May 25. (EUROPE PRESS) –
The Secretary of the United States Department of State, Antony Blinken, has underlined before the President of the Democratic Republic of Congo (DRC), Felix Tshisekedi, the right of the Congolese people to protest peacefully to express their concerns and aspirations.
Blinken has also stressed the commitment of the United States to support free and fair elections in the DRC, after this weekend was marked by the disproportionate use of force in opposition protests.
He also made reference to the violence that is shaking the country, as well as the “serious humanitarian situation in the eastern DRC”, expressing “his deep concern for the dead, injured, displaced and vulnerable people as a result of the violence”.

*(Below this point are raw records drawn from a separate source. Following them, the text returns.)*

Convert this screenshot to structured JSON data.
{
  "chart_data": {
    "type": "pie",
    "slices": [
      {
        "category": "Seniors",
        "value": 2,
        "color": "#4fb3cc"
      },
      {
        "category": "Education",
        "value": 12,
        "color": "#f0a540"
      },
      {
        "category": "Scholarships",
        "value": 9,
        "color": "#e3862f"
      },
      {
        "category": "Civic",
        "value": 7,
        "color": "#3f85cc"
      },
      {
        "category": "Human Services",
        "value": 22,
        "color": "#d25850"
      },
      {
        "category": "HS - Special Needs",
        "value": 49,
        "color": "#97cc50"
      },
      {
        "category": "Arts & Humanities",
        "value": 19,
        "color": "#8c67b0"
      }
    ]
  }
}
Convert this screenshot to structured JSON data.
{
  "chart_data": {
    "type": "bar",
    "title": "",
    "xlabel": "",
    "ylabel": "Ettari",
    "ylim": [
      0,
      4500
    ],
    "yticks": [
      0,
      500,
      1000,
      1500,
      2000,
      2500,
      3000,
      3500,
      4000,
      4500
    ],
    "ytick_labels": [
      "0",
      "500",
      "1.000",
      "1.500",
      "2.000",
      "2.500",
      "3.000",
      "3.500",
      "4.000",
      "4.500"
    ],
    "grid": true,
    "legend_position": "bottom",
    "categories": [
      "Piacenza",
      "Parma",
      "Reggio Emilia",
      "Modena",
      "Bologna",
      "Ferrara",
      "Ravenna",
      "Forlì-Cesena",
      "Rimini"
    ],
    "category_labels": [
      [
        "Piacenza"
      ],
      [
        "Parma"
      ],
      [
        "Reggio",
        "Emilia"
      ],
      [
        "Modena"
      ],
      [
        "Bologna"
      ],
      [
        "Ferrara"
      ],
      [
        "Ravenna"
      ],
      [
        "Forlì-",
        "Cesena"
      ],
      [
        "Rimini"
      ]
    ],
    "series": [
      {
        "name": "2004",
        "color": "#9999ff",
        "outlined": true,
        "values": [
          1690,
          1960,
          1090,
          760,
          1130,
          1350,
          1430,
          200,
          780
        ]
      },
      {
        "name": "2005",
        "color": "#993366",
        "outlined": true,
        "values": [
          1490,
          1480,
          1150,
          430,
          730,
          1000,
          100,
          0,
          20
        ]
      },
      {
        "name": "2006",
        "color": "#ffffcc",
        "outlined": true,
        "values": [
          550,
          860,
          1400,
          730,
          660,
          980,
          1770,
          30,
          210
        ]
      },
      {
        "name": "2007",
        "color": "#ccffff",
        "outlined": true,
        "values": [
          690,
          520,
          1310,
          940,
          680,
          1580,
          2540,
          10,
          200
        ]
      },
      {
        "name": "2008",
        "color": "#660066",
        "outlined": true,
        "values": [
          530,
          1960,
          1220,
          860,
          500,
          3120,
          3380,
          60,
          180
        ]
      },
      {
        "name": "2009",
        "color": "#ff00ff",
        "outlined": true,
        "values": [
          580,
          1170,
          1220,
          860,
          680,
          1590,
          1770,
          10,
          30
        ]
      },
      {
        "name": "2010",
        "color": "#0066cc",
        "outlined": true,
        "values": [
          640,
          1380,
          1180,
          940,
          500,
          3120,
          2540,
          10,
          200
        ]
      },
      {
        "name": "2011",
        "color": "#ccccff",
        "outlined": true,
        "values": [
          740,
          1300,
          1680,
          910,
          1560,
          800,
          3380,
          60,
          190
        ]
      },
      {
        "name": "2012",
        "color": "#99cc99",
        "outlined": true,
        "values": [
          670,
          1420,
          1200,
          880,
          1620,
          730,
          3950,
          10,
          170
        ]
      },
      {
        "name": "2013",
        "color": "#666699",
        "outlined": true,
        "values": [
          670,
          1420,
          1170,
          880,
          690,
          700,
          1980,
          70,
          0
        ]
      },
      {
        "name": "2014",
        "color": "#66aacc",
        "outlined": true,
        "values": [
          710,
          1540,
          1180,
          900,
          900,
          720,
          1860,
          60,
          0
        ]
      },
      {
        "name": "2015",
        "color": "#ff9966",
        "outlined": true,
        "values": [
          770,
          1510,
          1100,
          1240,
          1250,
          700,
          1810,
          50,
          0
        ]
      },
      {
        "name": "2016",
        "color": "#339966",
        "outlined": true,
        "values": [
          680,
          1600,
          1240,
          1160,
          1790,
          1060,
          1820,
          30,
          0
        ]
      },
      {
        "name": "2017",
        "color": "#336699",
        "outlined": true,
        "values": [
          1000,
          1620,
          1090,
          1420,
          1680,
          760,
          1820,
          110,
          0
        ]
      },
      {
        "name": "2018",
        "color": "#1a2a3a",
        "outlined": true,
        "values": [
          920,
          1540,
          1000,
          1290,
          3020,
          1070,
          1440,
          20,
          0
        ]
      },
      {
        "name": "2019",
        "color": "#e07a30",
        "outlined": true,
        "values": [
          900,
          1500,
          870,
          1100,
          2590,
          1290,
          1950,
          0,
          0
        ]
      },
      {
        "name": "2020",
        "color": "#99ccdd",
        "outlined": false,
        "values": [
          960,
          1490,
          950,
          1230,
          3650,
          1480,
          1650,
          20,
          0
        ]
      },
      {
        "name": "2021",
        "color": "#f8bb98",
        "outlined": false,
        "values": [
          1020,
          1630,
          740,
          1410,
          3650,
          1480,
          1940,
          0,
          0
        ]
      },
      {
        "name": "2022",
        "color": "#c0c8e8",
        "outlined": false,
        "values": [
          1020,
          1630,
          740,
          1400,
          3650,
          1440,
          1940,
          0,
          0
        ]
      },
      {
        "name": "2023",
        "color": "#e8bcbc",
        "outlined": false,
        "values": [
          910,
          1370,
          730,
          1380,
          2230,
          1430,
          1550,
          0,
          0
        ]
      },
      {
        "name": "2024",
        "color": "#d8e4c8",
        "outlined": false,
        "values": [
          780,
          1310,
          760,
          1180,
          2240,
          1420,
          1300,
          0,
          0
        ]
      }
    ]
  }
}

In this sense, he has once again reiterated the need for “Rwanda to end its support for the M23 (rebel group), adding that “all state actors” must stop “collaborating with the Democratic Forces for the Liberation of Rwanda ( FDLR) and other state armed groups”.
Thus, both Blinken and Tshisekedi have spoken “of the importance and urgency for the M23 to withdraw and disarm”, while “all parties (must) fulfill their obligations under” the commitments.
The M23 is a rebel group made up mainly of Congolese Tutsis and which operates mainly in the North Kivu province, where it launched a new offensive in October 2022 that has caused a diplomatic crisis between the DRC and Rwanda due to their intervention in the conflict. For its part, Rwanda has accused the DRC of supporting the Democratic Forces for the Liberation of Rwanda (FDLR), a rebel armed group founded and composed mainly of Hutus responsible for the 1994 genocide in Rwanda.
For its part, also in the east of the country, the fearsome militias of the Allied Democratic Forces (ADF) operate in Ituri, loyal to the jihadist group Islamic State in Central Africa (ISCA) and accused by the United Nations of the murders of more than 1,200 civilians in 2021.